Wednesday, July 20, 2005

Bush's double-standards on proof

Commentary by Pat Murphy


By PAT MURPHY

Pat Murphy

Only the naïve believed George W. Bush would dare fire his resident hatchet man, Karl Rove, whose guile, dirty tricks and smears transformed a ne'er-do-well Texas party boy into a serious politician and made Rove the second most powerful man in Washington.

Bush could not exist without Rove at his side.

So, it was sheer smokescreen when Bush vowed to fire any White House staffer involved in the revenge outing of CIA operative Valerie Plame. Now that Rove and Vice President Cheney's chief of staff, Lewis "Scooter" Libby, have been fingered, Bush changed the standards -- they must've "committed a crime."

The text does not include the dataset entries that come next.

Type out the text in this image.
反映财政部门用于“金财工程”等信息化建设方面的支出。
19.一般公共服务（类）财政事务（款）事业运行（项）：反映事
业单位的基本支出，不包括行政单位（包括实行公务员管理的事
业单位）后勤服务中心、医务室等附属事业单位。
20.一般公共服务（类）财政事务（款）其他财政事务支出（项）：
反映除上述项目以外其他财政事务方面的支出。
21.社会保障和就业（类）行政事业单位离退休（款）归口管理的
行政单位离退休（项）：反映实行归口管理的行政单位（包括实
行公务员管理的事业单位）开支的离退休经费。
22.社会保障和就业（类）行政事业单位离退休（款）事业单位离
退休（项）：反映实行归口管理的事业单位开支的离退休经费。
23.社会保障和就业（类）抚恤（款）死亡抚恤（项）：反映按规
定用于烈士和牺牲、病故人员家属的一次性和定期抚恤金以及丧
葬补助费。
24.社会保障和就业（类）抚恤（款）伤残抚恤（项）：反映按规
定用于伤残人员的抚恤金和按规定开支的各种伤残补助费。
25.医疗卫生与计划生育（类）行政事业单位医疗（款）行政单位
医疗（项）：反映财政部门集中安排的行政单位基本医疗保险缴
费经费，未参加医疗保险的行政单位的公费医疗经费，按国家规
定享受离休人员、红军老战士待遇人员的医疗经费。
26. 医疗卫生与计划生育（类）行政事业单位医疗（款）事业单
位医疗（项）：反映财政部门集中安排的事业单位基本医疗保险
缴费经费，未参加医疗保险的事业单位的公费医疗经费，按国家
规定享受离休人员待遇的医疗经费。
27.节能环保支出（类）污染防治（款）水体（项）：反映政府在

That means indicted, tried and convicted. If Rove and Libby were charged, which seems wholly improbable in any event, trial could be years away, assuming the Bush-controlled Justice Department, Bush-appointed judges and the Bush-controlled Republican Congress even had the stomach to take on Rove.

Even now, Rove -- Bush calls him "The Architect" of his political victories -- is masterminding his own escape from justice.

He hurried the president into nominating a successor to Justice Sandra Day O'Connor, thereby igniting a new Washington controversy and effectively shoving the CIA-leaker story out of the news and off the agenda.

Rove has other possible tricks to keep his conduct pigeonholed. How about announcing early withdrawal of troops from Iraq? How about another headline-making Bush turnaround -- an attack on global warming? How about all-out efforts to capture Osama bin Laden?

President Bush's sudden fancy for ironclad proof of Rove's and Libby's hateful, possibly criminal, abuse of a CIA operative is something new.

He surely needed no proof of weapons of mass destruction, only trumped up fiction, before declaring war on Iraq.

No ironclad proof was required before he uttered the memorably inane and untrue boast about the war in Iraq, "Mission Accomplished."

And Vice President Cheney's bragging that Iraqi insurgents were "in their last throes" surely lacked ironclad proof: suicide bombings have soared since Cheney's wild claim.

Despite high points in the American presidency, (Washington, Jefferson, Lincoln, Wilson, Teddy and Franklin Roosevelt, Truman), Bush is one of modern-day Democrat and Republican presidents (Nixon, Johnson, Clinton) who've disgraced their terms with lies and broken promises.

Even the Republican faithful see through the Rove sham: 71 percent of Republicans in an ABC News national poll this week believe Rove should be fired for being the leaker (83 percent of Democrats) and only 25 percent of the public believe President Bush is cooperating with the investigation into the leak of Valerie Plame's name.